I ran out of pages in my journal on that Asia trip, and ended here: “The greatest conceit for a traveler is that the traveling never ends. There is always another place beyond the horizon that hasn’t yet been treaded.”
Sometimes, that place is nearer than we think.
*
There is a moment between sleep and the awoken day where I cling to my dreams. I lie still in my bed, and if I focus, I can linger, just for a moment, in that fragmentary moonscape where past and present intertwine.
The instant I roll over, I find I have ascended into a more graspable existence. I pull on my clothes, let the dog out, and fall into the routine of my day.

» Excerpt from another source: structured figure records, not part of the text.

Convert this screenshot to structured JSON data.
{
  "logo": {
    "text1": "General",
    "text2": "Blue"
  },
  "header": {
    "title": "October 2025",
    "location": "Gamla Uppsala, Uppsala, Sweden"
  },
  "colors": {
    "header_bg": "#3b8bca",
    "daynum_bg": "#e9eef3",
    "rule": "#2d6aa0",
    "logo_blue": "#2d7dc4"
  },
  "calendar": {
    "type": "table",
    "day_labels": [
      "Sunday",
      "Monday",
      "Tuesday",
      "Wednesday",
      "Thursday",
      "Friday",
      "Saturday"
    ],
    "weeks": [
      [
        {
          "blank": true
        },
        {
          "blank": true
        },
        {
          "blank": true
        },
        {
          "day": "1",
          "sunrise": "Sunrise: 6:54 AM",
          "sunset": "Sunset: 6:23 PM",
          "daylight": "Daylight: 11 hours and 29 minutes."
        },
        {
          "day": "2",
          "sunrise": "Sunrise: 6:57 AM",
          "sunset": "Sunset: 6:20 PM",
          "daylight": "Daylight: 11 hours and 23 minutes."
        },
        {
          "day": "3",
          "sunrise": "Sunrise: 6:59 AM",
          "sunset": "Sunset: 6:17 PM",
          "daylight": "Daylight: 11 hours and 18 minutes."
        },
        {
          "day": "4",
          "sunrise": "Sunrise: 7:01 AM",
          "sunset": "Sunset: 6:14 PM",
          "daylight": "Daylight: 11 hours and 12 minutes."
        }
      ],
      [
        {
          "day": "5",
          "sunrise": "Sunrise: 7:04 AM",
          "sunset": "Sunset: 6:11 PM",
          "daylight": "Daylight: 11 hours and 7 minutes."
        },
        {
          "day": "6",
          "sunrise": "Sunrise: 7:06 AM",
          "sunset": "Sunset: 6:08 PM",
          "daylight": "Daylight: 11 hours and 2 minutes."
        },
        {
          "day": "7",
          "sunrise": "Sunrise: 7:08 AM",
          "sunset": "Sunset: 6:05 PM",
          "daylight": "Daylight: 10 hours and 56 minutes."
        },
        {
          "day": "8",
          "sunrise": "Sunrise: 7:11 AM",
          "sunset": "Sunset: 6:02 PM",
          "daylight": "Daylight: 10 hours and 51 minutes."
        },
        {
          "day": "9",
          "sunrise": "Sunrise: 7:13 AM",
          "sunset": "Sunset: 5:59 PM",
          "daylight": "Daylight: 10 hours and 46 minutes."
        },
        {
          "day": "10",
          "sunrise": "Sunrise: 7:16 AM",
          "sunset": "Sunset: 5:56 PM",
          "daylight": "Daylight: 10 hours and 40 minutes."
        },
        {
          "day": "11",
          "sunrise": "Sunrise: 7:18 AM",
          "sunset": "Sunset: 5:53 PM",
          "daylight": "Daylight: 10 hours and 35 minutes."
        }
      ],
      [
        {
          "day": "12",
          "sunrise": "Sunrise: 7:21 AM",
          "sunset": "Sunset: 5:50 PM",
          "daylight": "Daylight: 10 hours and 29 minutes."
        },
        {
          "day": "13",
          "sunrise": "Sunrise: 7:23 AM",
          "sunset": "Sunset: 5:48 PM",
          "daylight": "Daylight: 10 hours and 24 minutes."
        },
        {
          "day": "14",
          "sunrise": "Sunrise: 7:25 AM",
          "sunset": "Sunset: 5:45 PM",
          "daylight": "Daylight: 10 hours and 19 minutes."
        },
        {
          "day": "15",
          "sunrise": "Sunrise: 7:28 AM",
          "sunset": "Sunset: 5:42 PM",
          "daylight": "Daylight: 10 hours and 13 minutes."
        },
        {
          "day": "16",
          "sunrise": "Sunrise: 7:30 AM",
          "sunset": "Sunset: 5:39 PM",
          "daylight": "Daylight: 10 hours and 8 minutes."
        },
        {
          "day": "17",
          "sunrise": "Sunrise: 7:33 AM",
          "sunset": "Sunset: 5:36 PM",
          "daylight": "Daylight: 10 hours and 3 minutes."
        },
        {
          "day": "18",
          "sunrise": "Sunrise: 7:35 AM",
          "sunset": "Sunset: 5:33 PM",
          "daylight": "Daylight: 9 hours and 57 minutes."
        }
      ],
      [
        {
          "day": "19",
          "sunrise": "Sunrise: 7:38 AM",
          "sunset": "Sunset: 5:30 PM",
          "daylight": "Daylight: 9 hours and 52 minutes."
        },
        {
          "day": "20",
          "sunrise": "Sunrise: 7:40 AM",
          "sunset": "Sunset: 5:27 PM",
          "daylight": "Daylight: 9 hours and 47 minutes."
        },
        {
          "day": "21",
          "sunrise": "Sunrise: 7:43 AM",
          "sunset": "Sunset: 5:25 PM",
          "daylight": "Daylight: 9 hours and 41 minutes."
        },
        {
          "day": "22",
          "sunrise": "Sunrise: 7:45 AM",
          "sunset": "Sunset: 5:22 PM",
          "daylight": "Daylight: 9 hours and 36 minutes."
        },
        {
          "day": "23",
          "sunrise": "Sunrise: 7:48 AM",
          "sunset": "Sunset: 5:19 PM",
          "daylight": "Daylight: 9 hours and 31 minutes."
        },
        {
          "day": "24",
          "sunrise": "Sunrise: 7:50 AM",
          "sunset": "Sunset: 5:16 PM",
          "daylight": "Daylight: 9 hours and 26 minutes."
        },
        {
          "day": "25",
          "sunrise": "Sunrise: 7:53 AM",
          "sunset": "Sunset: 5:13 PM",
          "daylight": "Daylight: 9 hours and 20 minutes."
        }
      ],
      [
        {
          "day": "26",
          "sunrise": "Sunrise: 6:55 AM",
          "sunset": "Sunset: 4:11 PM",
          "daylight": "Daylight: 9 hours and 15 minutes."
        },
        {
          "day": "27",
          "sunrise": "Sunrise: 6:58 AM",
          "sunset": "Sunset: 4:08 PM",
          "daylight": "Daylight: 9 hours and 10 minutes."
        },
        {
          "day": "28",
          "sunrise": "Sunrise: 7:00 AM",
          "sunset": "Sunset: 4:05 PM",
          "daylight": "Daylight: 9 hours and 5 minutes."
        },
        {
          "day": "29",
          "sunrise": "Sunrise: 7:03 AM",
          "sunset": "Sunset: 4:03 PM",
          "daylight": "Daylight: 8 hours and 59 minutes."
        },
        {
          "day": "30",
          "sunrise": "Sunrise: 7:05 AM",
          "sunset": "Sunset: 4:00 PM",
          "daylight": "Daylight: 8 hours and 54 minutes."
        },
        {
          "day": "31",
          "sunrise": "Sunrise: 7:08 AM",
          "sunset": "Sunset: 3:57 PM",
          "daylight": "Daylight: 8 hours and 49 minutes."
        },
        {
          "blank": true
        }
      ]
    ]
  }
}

But I retain images of that other world, where I once lived in a surety of ignorance: I see a cigarette rolled with graphing paper, shared with a farmer at a stupa in Laos. I can taste the chemical burn on my throat. I remember my friend Jim playing guitar for an American woman who proudly showed us her recent breast augmentation. “I saved like, five thousand dollars on these,” she said. I remember when one day it dawned on me that the women who carried loads of firewood on their heads were not exotic. They were just poor.
When we reach outside the grey edges of the place where we protect our comforts, it becomes impossible to crawl back into that familiar world and find peace. Perhaps this is how we understand memory. Like the flashes of bright prayer flags on the steppe or the rot smell of durian fruit on a diesel bus or the yellow light in a birch grove when the frost falls, memories are fleeting. Once context fades, the remembered past soon follows. One morning, we snap awake, we turn on the coffee, we make an egg and toast, and as we sit down it occurs to us that innocence is gone and no amount of reflection on the past can teach us how to proceed.
*
In Mongolia, Chuluun and I never found those missing horses. The coffee shop owner figured that probably somebody found them wandering with another herd, and, needing meat, butchered and ate them.

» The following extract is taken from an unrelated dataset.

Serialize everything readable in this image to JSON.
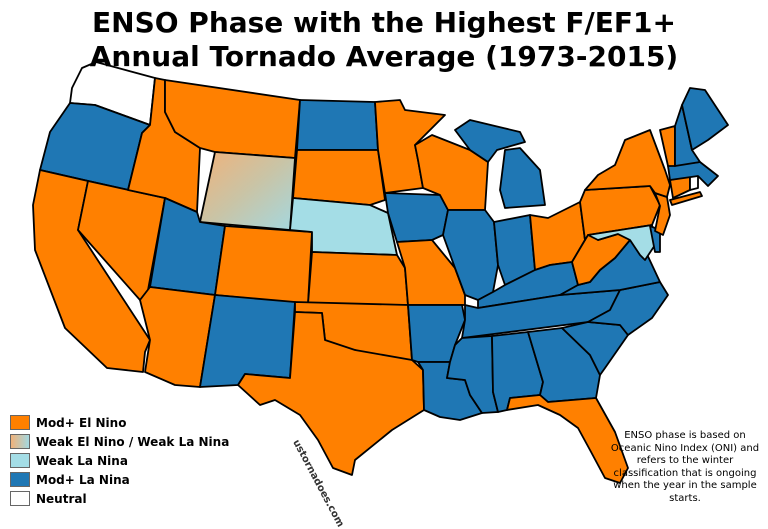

“It is too bad,” said the coffee shop owner, “but among the nomadic peoples, when life is difficult, we starve. That is life.”
A few months after I left Phnom Penh, I used a mirror to look at Mark’s work, and I noticed that the compass was crooked. Suddenly, it dawned on me that a compass can point in a thousand directions, and that it was as likely to lead me into wastelands as to bring me home.
I’ve come to love my birch grove—inhabited as it is by junked kitchen appliances— for its ability to teach stillness. In January when the temperatures drop to forty below and my car doesn’t start and my water jugs freeze to the floor, I often step out onto the porch to contemplate, and after years of travel, it feels like an ending, as if the only way forward is to turn back.
I do get restless. Sometimes I strap on a pair of skis or snowshoes and just head out. I check on the voles that live in the seats of the broken Volvo. I follow moose trails; flush ptarmigan; look for the tracks of fox or lynx; wander into the black spruce and muskeg along the north slopes of the Tanana Hills. Small pleasures that contain great rewards.
Movement can lead us inward as well as forward. I have a new lover now, a writer who dreams with me of long canoe trips and endless walks. Together, we are discovering that a life well lived is a journey both wild and grounded, marked with memories and prayer flags, with an inked compass and a refrigerator shot full of holes.
Sometimes, in the fireweed summer or the yellowing autumn, we sit on our porch and listen to the wind move through the trees.
The exotic, I had assumed, must be located somewhere else. I believed, stubbornly, that adventure required movement, and for a long time I ignored the signs telling me otherwise—the friends who settled into full time jobs, the frustrated lover who just wanted me to listen, the permanence of the ink on my back.